Given that Rep. Ryan specifically likened his reform plan to the structure of Medicare Part D, what can explain AARP’s CEO using Medicare Part D as an example of bargaining power the system will lose under Ryan’s plan?

The Obama campaign ad uses unclear language to mislead its audience and relies on a very dubious appeal to authority.  The likely source of the quotation used in the ad does claim that the Ryan plan would eliminate some of the bargaining power of Medicare, but that argument is incoherent for the reasons discussed above.

 

References

Obama campaign video “Earned,” YouTube, accessed Oct 10, 2012 at 4:50 a.m.
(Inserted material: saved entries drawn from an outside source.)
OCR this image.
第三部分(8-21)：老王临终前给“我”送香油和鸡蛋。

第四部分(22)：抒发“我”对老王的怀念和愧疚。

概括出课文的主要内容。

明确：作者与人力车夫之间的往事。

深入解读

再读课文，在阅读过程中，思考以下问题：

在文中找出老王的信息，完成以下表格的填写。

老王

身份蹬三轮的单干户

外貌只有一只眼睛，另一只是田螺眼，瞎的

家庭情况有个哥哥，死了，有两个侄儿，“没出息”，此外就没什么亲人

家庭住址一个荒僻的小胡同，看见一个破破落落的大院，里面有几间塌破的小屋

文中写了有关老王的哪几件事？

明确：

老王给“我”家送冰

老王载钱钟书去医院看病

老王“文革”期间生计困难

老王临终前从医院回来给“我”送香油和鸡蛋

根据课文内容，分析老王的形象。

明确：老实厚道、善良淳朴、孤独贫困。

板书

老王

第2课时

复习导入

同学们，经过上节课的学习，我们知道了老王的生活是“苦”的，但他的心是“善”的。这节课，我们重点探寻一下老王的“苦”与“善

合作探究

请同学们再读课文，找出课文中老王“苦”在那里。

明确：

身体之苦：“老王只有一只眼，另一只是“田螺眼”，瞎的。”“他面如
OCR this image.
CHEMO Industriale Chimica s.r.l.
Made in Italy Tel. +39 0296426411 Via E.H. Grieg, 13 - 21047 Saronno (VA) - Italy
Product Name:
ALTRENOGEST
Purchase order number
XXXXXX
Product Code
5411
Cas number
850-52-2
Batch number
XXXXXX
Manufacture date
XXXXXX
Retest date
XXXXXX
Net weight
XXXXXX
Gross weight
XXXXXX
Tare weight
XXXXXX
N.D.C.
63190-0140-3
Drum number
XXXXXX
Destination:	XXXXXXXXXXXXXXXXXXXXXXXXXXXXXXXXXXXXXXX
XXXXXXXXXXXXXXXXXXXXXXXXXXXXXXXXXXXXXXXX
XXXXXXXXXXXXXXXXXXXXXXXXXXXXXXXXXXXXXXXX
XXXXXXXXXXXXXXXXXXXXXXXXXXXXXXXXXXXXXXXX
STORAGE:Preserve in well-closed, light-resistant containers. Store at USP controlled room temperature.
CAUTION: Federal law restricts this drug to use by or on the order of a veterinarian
March 21, 2012 letter to Congress from A. Barry Rand

Why Senior Citizens Should Prefer Ryan’s Medicare Plan to Obama’s” by Peter Ferrara, Forbes.com, accessed Oct. 10, 2012 at 5:00 a.m.

YouTube video of Richard S. Foster’s Feb. 2012 testimony before the House Budget Committee

Transcript of Richard S. Foster’s Feb. 2012 testimony before the House Budget Committee, website of the House Committee on the Budget, accessed on Oct. 10, 2012 at 1:00 p.m.